Is this method of protesting effective?
“I haven’t really done any research on the effects of the protests and it’s difficult to establish whether or not an action has been effective. That depends, after all, on the activists’ goal. A protest can be good in terms of media attention and disrupting public order but, at the same time, it can be bad in terms of public opinion. That's something the movement always has to consider.”
How do they decide what type of action they’ll do?
“In theory, everyone within the organisation can start a protest as long as the core values of the movement are respected. The movement is horizontal, which means there’s no leadership deciding what should and should not happen.”
In the news, we always see activists being arrested. Is this part of the protest?
“Most activists are aware that they can be arrested during a protest. In general, the police are pretty clear in announcing that they will start arresting people. Some of the activists are willing to be arrested — when preparing for the action, these people are put on a ‘high risk’ list. The ‘low risk’ group will stop protesting before people are arrested, while the high-risk one will purposefully stay in place.”
What’s the point of all this?
“If the goal of a protest is to be as disruptive as possible, the biggest chance of success is when you keep it going for as long as possible. If the group manages to block a road for a longer time, this has a more disruptive impact on society.”
Some people are annoyed about the way Extinction Rebellion carries out its protests because 'regular citizens’ are affected. What do the activists say about this?
“I think they don't worry about public opinion too much. What they’re saying is basically that the climate issue is such an urgent problem that addressing it is more important than the opinion of the average citizen about how they carry things out. They say the time of friendly, legal actions has passed as it’s clear that that's not effective enough.
“At the same time, it’s not as though the activists don’t take bystanders into consideration. During protests, there are always people informing the bystanders, trying to build some understanding. Again, the main goal isn’t to get more people on their side but rather to remind the government of its responsibility in dealing with climate issues.”
Should we be afraid that the Extinction Rebellion activists will eventually resort to using violence?
“Non-violence is a very important rule within Extinction Rebellion. The movement's view, the use of violence is immoral and less effective to boot. They even offer de-escalation training sessions to activists to prevent violence. However, it’s always possible that, at some point, some individuals will decide, on their own initiative, that the climate issue is so urgent that it requires the use of violence. But this will never be accepted by Extinction Rebellion.”
In the UK, Extinction Rebellion decided to put disruptive actions to a halt for a while. Why isn’t the same happening in the Netherlands?
“This is probably due to a new law that’s in the making in the UK establishing that civil disobedience can be punished with jail time. There is no such law here.”
You clearly agree that addressing the climate issue is necessary. To what extent is the goal of your research scientific and to what extent is it activist?

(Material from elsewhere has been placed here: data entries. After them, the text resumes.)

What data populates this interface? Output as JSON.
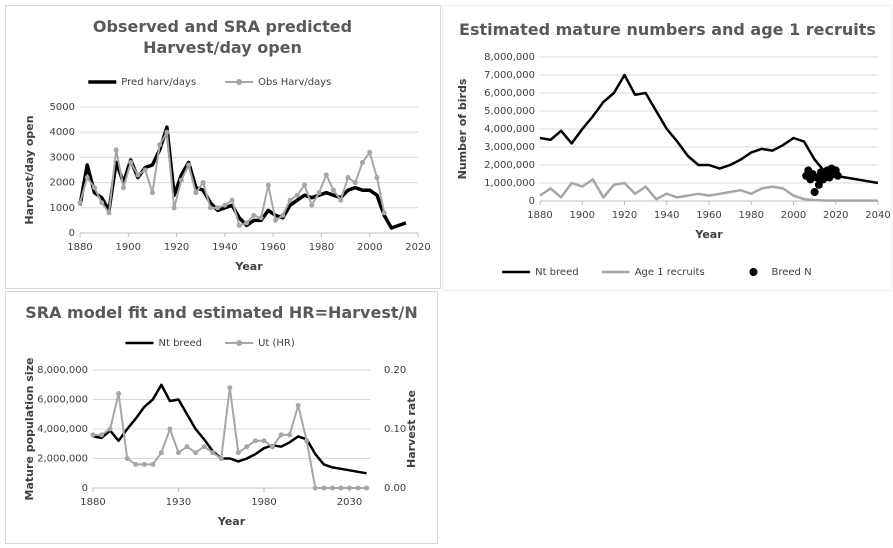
{
  "chart_data": [
    {
      "type": "line",
      "title": "Observed and SRA predicted Harvest/day open",
      "xlabel": "Year",
      "ylabel": "Harvest/day open",
      "x": [
        1880,
        1883,
        1886,
        1889,
        1892,
        1895,
        1898,
        1901,
        1904,
        1907,
        1910,
        1913,
        1916,
        1919,
        1922,
        1925,
        1928,
        1931,
        1934,
        1937,
        1940,
        1943,
        1946,
        1949,
        1952,
        1955,
        1958,
        1961,
        1964,
        1967,
        1970,
        1973,
        1976,
        1979,
        1982,
        1985,
        1988,
        1991,
        1994,
        1997,
        2000,
        2003,
        2006,
        2009,
        2012,
        2015
      ],
      "series": [
        {
          "name": "Pred harv/days",
          "color": "#000000",
          "line_width": 3.5,
          "values": [
            1100,
            2700,
            1600,
            1400,
            900,
            2800,
            2000,
            2900,
            2200,
            2600,
            2700,
            3300,
            4200,
            1500,
            2300,
            2800,
            1800,
            1700,
            1200,
            900,
            1000,
            1100,
            600,
            300,
            500,
            500,
            900,
            700,
            600,
            1100,
            1300,
            1500,
            1400,
            1500,
            1600,
            1500,
            1400,
            1700,
            1800,
            1700,
            1700,
            1500,
            700,
            200,
            300,
            400
          ]
        },
        {
          "name": "Obs Harv/days",
          "color": "#a6a6a6",
          "line_width": 2,
          "markers": true,
          "values": [
            1200,
            2200,
            1800,
            1200,
            800,
            3300,
            1800,
            2800,
            2300,
            2500,
            1600,
            3500,
            4000,
            1000,
            2100,
            2700,
            1600,
            2000,
            1000,
            1000,
            1100,
            1300,
            300,
            400,
            700,
            600,
            1900,
            500,
            700,
            1300,
            1500,
            1900,
            1100,
            1600,
            2300,
            1700,
            1300,
            2200,
            2000,
            2800,
            3200,
            2200,
            800,
            null,
            null,
            null
          ]
        }
      ],
      "xlim": [
        1880,
        2020
      ],
      "xticks": [
        1880,
        1900,
        1920,
        1940,
        1960,
        1980,
        2000,
        2020
      ],
      "ylim": [
        0,
        5000
      ],
      "yticks": [
        0,
        1000,
        2000,
        3000,
        4000,
        5000
      ],
      "grid": true
    },
    {
      "type": "line",
      "title": "Estimated mature numbers and age 1 recruits",
      "xlabel": "Year",
      "ylabel": "Number of birds",
      "x": [
        1880,
        1885,
        1890,
        1895,
        1900,
        1905,
        1910,
        1915,
        1920,
        1925,
        1930,
        1935,
        1940,
        1945,
        1950,
        1955,
        1960,
        1965,
        1970,
        1975,
        1980,
        1985,
        1990,
        1995,
        2000,
        2005,
        2010,
        2015,
        2020,
        2025,
        2030,
        2035,
        2040
      ],
      "series": [
        {
          "name": "Nt breed",
          "color": "#000000",
          "line_width": 2.5,
          "values": [
            3500000,
            3400000,
            3900000,
            3200000,
            4000000,
            4700000,
            5500000,
            6000000,
            7000000,
            5900000,
            6000000,
            5000000,
            4000000,
            3300000,
            2500000,
            2000000,
            2000000,
            1800000,
            2000000,
            2300000,
            2700000,
            2900000,
            2800000,
            3100000,
            3500000,
            3300000,
            2300000,
            1600000,
            1400000,
            1300000,
            1200000,
            1100000,
            1000000
          ]
        },
        {
          "name": "Age 1 recruits",
          "color": "#a6a6a6",
          "line_width": 2.5,
          "values": [
            300000,
            700000,
            200000,
            1000000,
            800000,
            1200000,
            200000,
            900000,
            1000000,
            400000,
            800000,
            100000,
            400000,
            200000,
            300000,
            400000,
            300000,
            400000,
            500000,
            600000,
            400000,
            700000,
            800000,
            700000,
            300000,
            100000,
            50000,
            30000,
            20000,
            20000,
            20000,
            20000,
            20000
          ]
        },
        {
          "name": "Breed N",
          "color": "#000000",
          "type": "scatter",
          "x": [
            2006,
            2007,
            2008,
            2009,
            2010,
            2011,
            2012,
            2013,
            2014,
            2015,
            2016,
            2017,
            2018,
            2019,
            2020,
            2021
          ],
          "values": [
            1400000,
            1700000,
            1200000,
            1500000,
            500000,
            1300000,
            900000,
            1600000,
            1200000,
            1400000,
            1700000,
            1300000,
            1800000,
            1500000,
            1700000,
            1400000
          ]
        }
      ],
      "xlim": [
        1880,
        2040
      ],
      "xticks": [
        1880,
        1900,
        1920,
        1940,
        1960,
        1980,
        2000,
        2020,
        2040
      ],
      "ylim": [
        0,
        8000000
      ],
      "yticks": [
        0,
        {
          "value": 1000000,
          "label": "1,000,000"
        },
        {
          "value": 2000000,
          "label": "2,000,000"
        },
        {
          "value": 3000000,
          "label": "3,000,000"
        },
        {
          "value": 4000000,
          "label": "4,000,000"
        },
        {
          "value": 5000000,
          "label": "5,000,000"
        },
        {
          "value": 6000000,
          "label": "6,000,000"
        },
        {
          "value": 7000000,
          "label": "7,000,000"
        },
        {
          "value": 8000000,
          "label": "8,000,000"
        }
      ],
      "grid": true
    },
    {
      "type": "line",
      "title": "SRA model fit and estimated HR=Harvest/N",
      "xlabel": "Year",
      "ylabel": "Mature population size",
      "y2label": "Harvest rate",
      "x": [
        1880,
        1885,
        1890,
        1895,
        1900,
        1905,
        1910,
        1915,
        1920,
        1925,
        1930,
        1935,
        1940,
        1945,
        1950,
        1955,
        1960,
        1965,
        1970,
        1975,
        1980,
        1985,
        1990,
        1995,
        2000,
        2005,
        2010,
        2015,
        2020,
        2025,
        2030,
        2035,
        2040
      ],
      "series": [
        {
          "name": "Nt breed",
          "color": "#000000",
          "line_width": 2.5,
          "values": [
            3500000,
            3400000,
            3900000,
            3200000,
            4000000,
            4700000,
            5500000,
            6000000,
            7000000,
            5900000,
            6000000,
            5000000,
            4000000,
            3300000,
            2500000,
            2000000,
            2000000,
            1800000,
            2000000,
            2300000,
            2700000,
            2900000,
            2800000,
            3100000,
            3500000,
            3300000,
            2300000,
            1600000,
            1400000,
            1300000,
            1200000,
            1100000,
            1000000
          ]
        },
        {
          "name": "Ut (HR)",
          "color": "#a6a6a6",
          "line_width": 2,
          "markers": true,
          "axis": "y2",
          "values": [
            0.09,
            0.09,
            0.1,
            0.16,
            0.05,
            0.04,
            0.04,
            0.04,
            0.06,
            0.1,
            0.06,
            0.07,
            0.06,
            0.07,
            0.06,
            0.05,
            0.17,
            0.06,
            0.07,
            0.08,
            0.08,
            0.07,
            0.09,
            0.09,
            0.14,
            0.08,
            0,
            0,
            0,
            0,
            0,
            0,
            0
          ]
        }
      ],
      "xlim": [
        1880,
        2042
      ],
      "xticks": [
        1880,
        1930,
        1980,
        2030
      ],
      "ylim": [
        0,
        8000000
      ],
      "yticks": [
        0,
        {
          "value": 2000000,
          "label": "2,000,000"
        },
        {
          "value": 4000000,
          "label": "4,000,000"
        },
        {
          "value": 6000000,
          "label": "6,000,000"
        },
        {
          "value": 8000000,
          "label": "8,000,000"
        }
      ],
      "y2lim": [
        0,
        0.2
      ],
      "y2ticks": [
        {
          "value": 0,
          "label": "0.00"
        },
        {
          "value": 0.1,
          "label": "0.10"
        },
        {
          "value": 0.2,
          "label": "0.20"
        }
      ],
      "grid": true
    }
  ]
}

“My goal is mainly scientific but I think that these two goals can go together just fine. I study the movement from a distance to shine a light on their motivations but, by doing so, it can also lead to a better understanding of the group and hopefully prevent any serious escalation between supporters and opponents.”
How much do you relate to the organisation?
“As a researcher, in order to do my job well, I strive to keep a certain distance from the movement. At the same time, it’s never fully possible or necessary to remain entirely neutral. I, too, worry about climate change and I want things to change in society. I’m always open about to that.”